The next day, Egyptian armored and infantry columns crossed the Suez Canal and started moving towards the Israeli frontier. Shortly after, Cairo announced that it would block all shipping to the port of Eilat, Israel's only maritime outlet in the south, while Egyptian Mig21 war planes began flying over Israeli territory including the Dimona area. Concurrently, Syrian and Iraqi forces were ordered to prepare for an assault on northern Israel.
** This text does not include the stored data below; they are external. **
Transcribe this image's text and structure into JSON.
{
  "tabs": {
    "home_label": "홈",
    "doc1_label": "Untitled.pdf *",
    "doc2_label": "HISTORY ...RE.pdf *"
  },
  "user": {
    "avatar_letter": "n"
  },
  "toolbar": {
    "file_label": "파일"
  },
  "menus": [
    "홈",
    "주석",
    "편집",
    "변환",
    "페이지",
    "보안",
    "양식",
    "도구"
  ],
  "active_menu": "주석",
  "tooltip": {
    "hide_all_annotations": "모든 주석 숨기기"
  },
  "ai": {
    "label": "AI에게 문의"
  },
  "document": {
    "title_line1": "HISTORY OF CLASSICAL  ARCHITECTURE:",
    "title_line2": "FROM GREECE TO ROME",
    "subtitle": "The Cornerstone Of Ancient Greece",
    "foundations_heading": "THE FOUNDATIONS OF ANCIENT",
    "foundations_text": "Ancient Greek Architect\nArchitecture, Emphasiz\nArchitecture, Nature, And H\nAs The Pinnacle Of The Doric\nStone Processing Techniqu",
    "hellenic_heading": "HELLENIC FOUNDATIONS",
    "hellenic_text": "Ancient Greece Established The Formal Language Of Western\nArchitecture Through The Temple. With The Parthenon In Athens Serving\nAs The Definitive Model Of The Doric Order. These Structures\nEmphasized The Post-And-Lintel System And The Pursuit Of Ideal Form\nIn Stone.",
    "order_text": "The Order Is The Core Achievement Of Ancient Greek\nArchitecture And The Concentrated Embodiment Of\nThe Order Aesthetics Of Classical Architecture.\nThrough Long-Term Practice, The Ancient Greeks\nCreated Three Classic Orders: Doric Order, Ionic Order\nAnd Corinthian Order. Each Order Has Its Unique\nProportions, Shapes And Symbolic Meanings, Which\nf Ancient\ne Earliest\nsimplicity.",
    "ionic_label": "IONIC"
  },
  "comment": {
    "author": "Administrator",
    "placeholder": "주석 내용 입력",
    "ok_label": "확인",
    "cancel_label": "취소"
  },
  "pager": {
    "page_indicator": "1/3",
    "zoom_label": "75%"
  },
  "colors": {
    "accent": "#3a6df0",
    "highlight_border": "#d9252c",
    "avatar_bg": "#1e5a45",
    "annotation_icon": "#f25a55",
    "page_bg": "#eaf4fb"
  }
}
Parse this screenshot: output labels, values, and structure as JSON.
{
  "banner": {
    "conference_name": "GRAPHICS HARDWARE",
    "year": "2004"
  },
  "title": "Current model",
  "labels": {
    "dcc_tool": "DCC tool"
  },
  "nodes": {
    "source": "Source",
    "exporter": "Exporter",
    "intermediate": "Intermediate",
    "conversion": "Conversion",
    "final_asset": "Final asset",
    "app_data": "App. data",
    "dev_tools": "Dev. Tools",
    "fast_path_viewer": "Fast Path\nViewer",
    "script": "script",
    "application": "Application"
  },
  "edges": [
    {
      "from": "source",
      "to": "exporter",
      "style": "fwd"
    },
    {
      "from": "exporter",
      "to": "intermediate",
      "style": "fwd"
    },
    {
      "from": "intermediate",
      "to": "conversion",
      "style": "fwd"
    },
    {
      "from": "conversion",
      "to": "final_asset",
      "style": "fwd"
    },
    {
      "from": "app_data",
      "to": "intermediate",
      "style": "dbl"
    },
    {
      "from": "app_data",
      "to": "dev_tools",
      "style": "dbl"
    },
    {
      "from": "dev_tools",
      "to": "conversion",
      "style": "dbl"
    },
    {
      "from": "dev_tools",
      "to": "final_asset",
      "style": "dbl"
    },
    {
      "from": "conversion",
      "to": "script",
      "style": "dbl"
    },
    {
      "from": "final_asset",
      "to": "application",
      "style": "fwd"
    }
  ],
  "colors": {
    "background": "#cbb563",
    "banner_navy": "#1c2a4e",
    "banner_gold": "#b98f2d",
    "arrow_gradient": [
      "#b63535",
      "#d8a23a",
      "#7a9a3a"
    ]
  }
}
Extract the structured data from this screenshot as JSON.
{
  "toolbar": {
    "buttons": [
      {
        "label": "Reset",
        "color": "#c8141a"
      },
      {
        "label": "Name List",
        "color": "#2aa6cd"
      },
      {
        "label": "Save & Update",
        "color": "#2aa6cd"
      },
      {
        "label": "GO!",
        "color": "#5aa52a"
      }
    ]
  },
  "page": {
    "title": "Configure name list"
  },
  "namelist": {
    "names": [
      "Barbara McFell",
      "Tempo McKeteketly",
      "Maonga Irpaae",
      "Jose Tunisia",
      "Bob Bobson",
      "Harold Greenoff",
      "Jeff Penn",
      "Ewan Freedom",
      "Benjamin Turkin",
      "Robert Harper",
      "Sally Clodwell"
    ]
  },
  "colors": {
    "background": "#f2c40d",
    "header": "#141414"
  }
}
The minimum strategic aim of the Egyptians, as was revealed later, was to cut off Israel's Negev from the rest of the country - but Nasser himself, in both public and secret statements, left no doubt that his ultimate aim was the complete annihilation of the State of Israel.
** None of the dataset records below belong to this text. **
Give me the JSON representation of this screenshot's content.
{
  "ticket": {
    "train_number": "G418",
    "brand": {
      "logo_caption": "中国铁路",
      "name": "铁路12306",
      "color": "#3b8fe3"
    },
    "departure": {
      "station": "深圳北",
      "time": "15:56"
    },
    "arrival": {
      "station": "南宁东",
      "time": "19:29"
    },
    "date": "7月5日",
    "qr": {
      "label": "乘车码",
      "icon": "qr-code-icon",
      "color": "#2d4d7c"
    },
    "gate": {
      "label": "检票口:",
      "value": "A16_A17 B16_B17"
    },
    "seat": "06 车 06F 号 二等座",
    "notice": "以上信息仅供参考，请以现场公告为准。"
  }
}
A decisive turning point leading up to the Six-Day War and grievously affecting the history of the entire Middle East to this day, occurred on May 30, 1967. On that date, King Hussein of Jordan, who had been regarded both by Israel and the US as a paragon of peace and moderation, without warning, infamously signed a military agreement with Egypt's Nasser, his former bitter enemy, including a Jordanian commitment to join Egypt in any war with Israel, stationing Egyptian and Iraqi forces inside Jordan. The "Arab Legion," considered by many as the Arab world's best fighting machine, was put under Egyptian command. Cairo radio crowed that now Israel's only escape was the sea.

Jordan (formerly Trans-Jordan) had in 1948 occupied and later annexed the western part of Palestine, hence called the "West Bank" - thus making the kingdom Israel's next door neighbor, abutting on most of the latter's population centers, including west Jerusalem and Israel's only international airport. King Hussein's precise motives are debatable; some believe that he wanted to placate the Palestinian majority inside his country, others ascribed it to the King's desire to get part of the spoils if the Arabs were be victorious against Israel.
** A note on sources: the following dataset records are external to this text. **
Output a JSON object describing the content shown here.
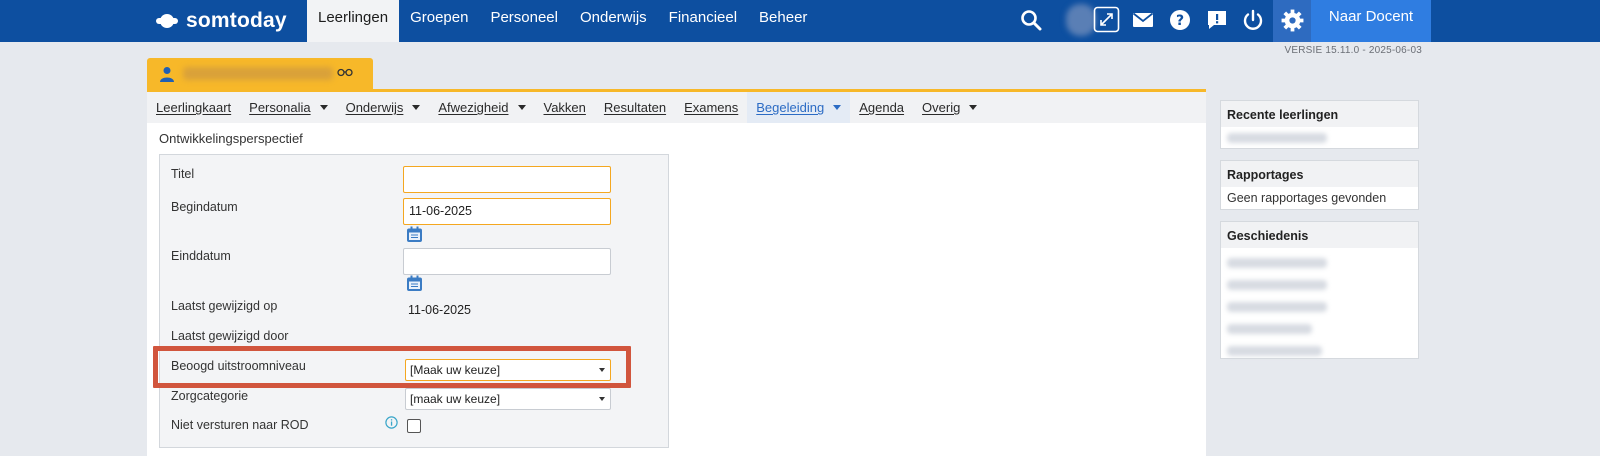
{
  "app": {
    "logo_text": "somtoday"
  },
  "main_nav": [
    {
      "label": "Leerlingen",
      "active": true
    },
    {
      "label": "Groepen"
    },
    {
      "label": "Personeel"
    },
    {
      "label": "Onderwijs"
    },
    {
      "label": "Financieel"
    },
    {
      "label": "Beheer"
    }
  ],
  "toolbar": {
    "naar_docent_label": "Naar Docent"
  },
  "icons": [
    "search-icon",
    "user-avatar",
    "fullscreen-icon",
    "mail-icon",
    "help-icon",
    "feedback-icon",
    "power-icon",
    "gear-icon"
  ],
  "version": "VERSIE 15.11.0 - 2025-06-03",
  "sub_nav": [
    {
      "label": "Leerlingkaart",
      "dropdown": false
    },
    {
      "label": "Personalia",
      "dropdown": true
    },
    {
      "label": "Onderwijs",
      "dropdown": true
    },
    {
      "label": "Afwezigheid",
      "dropdown": true
    },
    {
      "label": "Vakken",
      "dropdown": false
    },
    {
      "label": "Resultaten",
      "dropdown": false
    },
    {
      "label": "Examens",
      "dropdown": false
    },
    {
      "label": "Begeleiding",
      "dropdown": true,
      "active": true
    },
    {
      "label": "Agenda",
      "dropdown": false
    },
    {
      "label": "Overig",
      "dropdown": true
    }
  ],
  "form": {
    "section_title": "Ontwikkelingsperspectief",
    "titel_label": "Titel",
    "titel_value": "",
    "begindatum_label": "Begindatum",
    "begindatum_value": "11-06-2025",
    "einddatum_label": "Einddatum",
    "einddatum_value": "",
    "gewijzigd_op_label": "Laatst gewijzigd op",
    "gewijzigd_op_value": "11-06-2025",
    "gewijzigd_door_label": "Laatst gewijzigd door",
    "uitstroom_label": "Beoogd uitstroomniveau",
    "uitstroom_value": "[Maak uw keuze]",
    "zorg_label": "Zorgcategorie",
    "zorg_value": "[maak uw keuze]",
    "rod_label": "Niet versturen naar ROD"
  },
  "sidebar": {
    "recent_title": "Recente leerlingen",
    "rapportages_title": "Rapportages",
    "rapportages_empty": "Geen rapportages gevonden",
    "geschiedenis_title": "Geschiedenis"
  },
  "colors": {
    "topbar": "#0d4fa0",
    "accent_orange": "#f7b829",
    "highlight_red": "#d1553d",
    "active_subnav": "#2b6bc4"
  }
}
The rest, as the expression goes, is history. The war broke out on June 5; the Egyptian air force was totally destroyed on the first day and the IDF advancing toward the Suez Canal, wiped out the Egyptian forces in its wake. The blockade of Eilat was lifted. In the north, the Golan Heights from which the Syrian army began its attack on Israel, were taken - and Jordanian troops, after an unsuccessful attempt to force their way into West Jerusalem, were, after several days of hard fighting, expelled from all of the land west of the Jordan River. Israel had achieved complete victory in a war of legitimate self-defense against blatant aggression whose declared aim had been its obliteration.

ALL OF the above was fully acknowledged by most of the nations of the world, though not, of course, by the Arab countries and their allies, or by the Soviet Union which according to some views, had actually egged on the Arab governments in their aggressive designs. Successive American leaders declared that Israel should never be asked to go back to its former vulnerable borders, while the UN Security Council adopted Resolution 242 which specifically linked any Israeli withdrawals from "territories" to achieving secure borders.

This is what 1967 is all about: not "ending" occupation, but making sure that Israel will never again be put in a situation like the one it faced in that fateful year.

The writer is the former Israel Ambassador to the US, and currently heads the Prime Minister's forum of US-Israel Relations.